Thimpu Talks - July/August 1985

Joint report on the proposals for cease-fire, dated 18 June 1985,
submitted to the authorised representative of the Government of India
by the Eelam National Liberation Front

We have carefully considered the set of proposals submitted to us by the Government of India to bring about a cessation of hostilities between Sri Lanka's armed forces and the Freedom Fighters of our Liberation Organisations. Appreciating the mediatory role and the good offices provided by the Government of India and accepting the assurances and guarantees offered to us, we, the undersigned Liberation Organisations have made a collective decision to observe cease-fire for a stipulated time to help to create a congenial atmosphere and conditions of normality and to facilitate the Government of Sri Lanka to put forward a package of concrete proposals on the acceptability of which negotiations for a permanent political solution to the Tamil national question can be commenced.

While we agree to suspend all hostilities to a limited span of time, we wish to state that certain terms and conditions outlined in the proposed frame work for cease-fire place us in a disadvantageous position. We wish to outline below some of our suggestions and counter proposals:

We agree to observe Phase I of the proposed framework. Section 2 of Phase I demands from the 'Militants' as a reciprocal step to the suspension of new settlements to 'cease attack on civilians - both Sinhalese and Tamils - in the North, East and elsewhere'. We regret to note that during this phase, no safeguards or guarantees are stipulated to protect the lives of innocent Tamil civilians from violence emanating from the armed forces and armed Sinhala settlers. Though not specified as a condition in the framework, we suggest that the Government of India advise Sri Lanka to take immediate steps to put an end to the continuous military and civilian armed violence against the people. In case state violence continues during the first phase involving the killing of innocent Tamil civilians, we shall consider such hostile acts as a serious breach of the truce agreement.

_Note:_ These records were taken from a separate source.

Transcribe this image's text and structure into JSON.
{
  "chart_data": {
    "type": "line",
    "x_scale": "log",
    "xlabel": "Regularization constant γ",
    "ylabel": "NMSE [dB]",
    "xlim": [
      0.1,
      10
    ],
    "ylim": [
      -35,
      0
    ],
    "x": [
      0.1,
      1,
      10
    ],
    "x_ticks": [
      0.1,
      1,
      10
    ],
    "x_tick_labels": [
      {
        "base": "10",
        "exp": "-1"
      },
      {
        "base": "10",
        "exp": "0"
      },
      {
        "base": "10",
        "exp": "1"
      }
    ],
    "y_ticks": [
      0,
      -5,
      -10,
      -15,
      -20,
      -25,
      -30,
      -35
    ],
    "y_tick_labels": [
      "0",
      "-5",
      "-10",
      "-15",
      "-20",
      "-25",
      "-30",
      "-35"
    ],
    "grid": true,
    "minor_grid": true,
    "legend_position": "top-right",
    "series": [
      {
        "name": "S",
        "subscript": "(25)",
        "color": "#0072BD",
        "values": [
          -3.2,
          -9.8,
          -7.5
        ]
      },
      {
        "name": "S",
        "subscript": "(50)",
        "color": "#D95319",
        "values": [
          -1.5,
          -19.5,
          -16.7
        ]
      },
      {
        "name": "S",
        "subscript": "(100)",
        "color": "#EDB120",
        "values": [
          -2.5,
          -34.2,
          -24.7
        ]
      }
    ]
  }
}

We wish to register our serious objection to section 2 of Phase III which allows the 're-opening of the police stations which have been closed down' and institutes state power to the police to carry out law and order functions while the Prevention of Terrorism Act and the Emergency Laws are in force. Such vital matters relating to the security and administration of law and order in our homeland should be elements of a broad framework of a political settlement rather than an aspect of a cease-fire agreement. Therefore, we are unable to accept such a proposal.

We propose that the Sri Lankan Government should present a comprehensive programme for a political settlement following the declaration of cease-fire between the 10th and 12th week. We wish to state categorically that the commencement of negotiations is conditional upon our acceptance of this political programme. We have taken this position as a consequence of a long and bitter historical experience of deceptions and betrayals by successive Sri Lankan governments who have consistently resisted a fair and honourable settlement to the Tamil problem. It is also well known that Sri Lanka had abrogated several pacts and proposals and failed to implement agreements. We should point out that Sri Lanka also adopts an invariable practise of prolonging and postponing dialogues to evade arriving at a practical solution. We do not wish to be victims of this futile exercise, but rather demand that a concrete set of proposals in a broad framework should be submitted to us for our consideration before deciding to participate in the process of negotiations as stipulated in Phase IV.

We have resolved that under no circumstances that we will extend the agreed time of cease-fire.

We also wish to express our disapproval over the usage of the category 'militants' in the cease-fire document to describe an united front of major Liberation Organisations, while ascribing the notion 'Tamil political leadership' to the TULF. Such categorisations may create serious misconceptions and undermine our status as authentic political organisations representing the aspirations of our people.

Finally, we request the date of commencement of Phase I (June 18th) be postponed to a further date to facilitate us to make necessary cease-fire arrangements. We suggest the 1st of July 1985 as a suitable date.

We would very much appreciate if our suggestions and counter proposals are considered favourably and also communicated to the government.